Seeing to the life and health of computer hardware is among the many vital tasks that must be regularly undertaken by corporate IT departments. Being one of the foremost expenses an enterprise can undertake, hardware life must obviously be extended as long as possible. Of all the different hardware devices, hard drives are probably the most crucial; that’s where all the data is stored. Not only is maintaining hard disk life important from a cost standpoint, it’s also imperative for data preservation. Hard drive failure can be one of the worst emergencies that can befall a company, especially if it’s a server drive.

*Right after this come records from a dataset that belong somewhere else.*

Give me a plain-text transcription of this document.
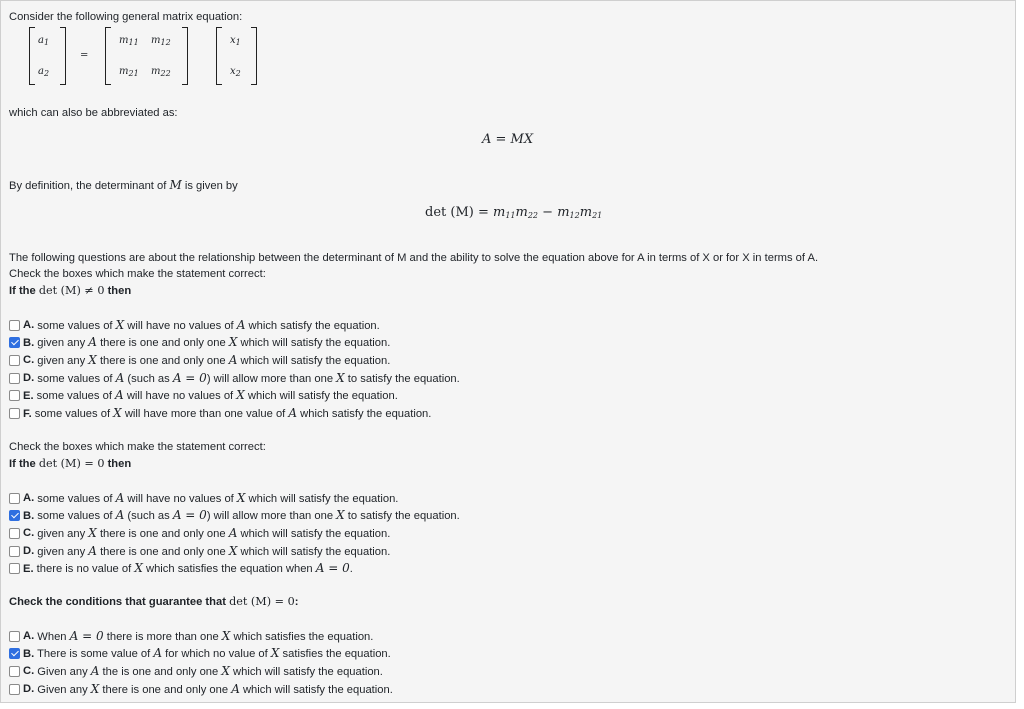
Consider the following general matrix equation:
$a_1$
$a_2$
=
$m_{11}$ $m_{12}$
$m_{21}$ $m_{22}$
$x_1$
$x_2$
which can also be abbreviated as:
A = MX
By definition, the determinant of M is given by
$\det (M) = m_{11}m_{22} - m_{12}m_{21}$
The following questions are about the relationship between the determinant of M and the ability to solve the equation above for A in terms of X or for X in terms of A.
Check the boxes which make the statement correct:
If the det (M) ≠ 0 then
Check the boxes which make the statement correct:
If the det (M) = 0 then
Check the conditions that guarantee that det (M) = 0:
A. some values of X will have no values of A which satisfy the equation.
B. given any A there is one and only one X which will satisfy the equation.
C. given any X there is one and only one A which will satisfy the equation.
D. some values of A (such as A = 0) will allow more than one X to satisfy the equation.
E. some values of A will have no values of X which will satisfy the equation.
F. some values of X will have more than one value of A which satisfy the equation.
A. some values of A will have no values of X which will satisfy the equation.
B. some values of A (such as A = 0) will allow more than one X to satisfy the equation.
C. given any X there is one and only one A which will satisfy the equation.
D. given any A there is one and only one X which will satisfy the equation.
E. there is no value of X which satisfies the equation when A = 0.
A. When A = 0 there is more than one X which satisfies the equation.
B. There is some value of A for which no value of X satisfies the equation.
C. Given any A the is one and only one X which will satisfy the equation.
D. Given any X there is one and only one A which will satisfy the equation.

File fragmentation–the splitting of files into parts so a disk drive can be completely filled–takes a considerable toll on hard drives. One file split into a hundred or a thousand fragments means that instead of one or two I/Os to retrieve that file, there are hundreds or thousands. You can guess the considerable stress put on a hard drive from all this extra I/O activity as disk heads thrash about to retrieve needed data.

Due to the extra seek time users have to wait for requested files, but beyond that drives can actually hang and fail from fragmentation. A hard drive failure can mean that sales reps suddenly aren’t getting needed customer info or pricing. It can mean that shipping isn’t getting orders to send out. It can mean that accounting isn’t providing needed cost analyses, tax data or quarterly reports in a timely fashion. In short, a company can come to a complete standstill. Hopefully the data was backed up; otherwise it must undergo lengthy re-creation that can take days or even weeks.

Regular defragmentation has been long-ago proven to extend hard drive life. But what may be not known to many is that the traditional defrag solution–scheduled defragmentation–is no longer adequate to the task. Files have grown to be enormous, as have hard drive capacities. As a result, fragmentation rates have spiraled out of control, and between scheduled runs fragmentation is continuing to compound, stressing hard drives and slowing performance. Under certain circumstances, as with very large drives and low free space, scheduled fragmentation may not be defragmenting the volume at all.

The net result of scheduled defragmentation’s shortcomings is that hard drive life is once again being shortened. That significant investment is once again not being maintained.

The defrag solution for today’s computing environment is one which is totally automatic. Because it is operating invisibly (not impacting users) in the background and defragmenting whenever possible, fragmentation rates are kept under control, and hard drive life is once again extended as long as possible.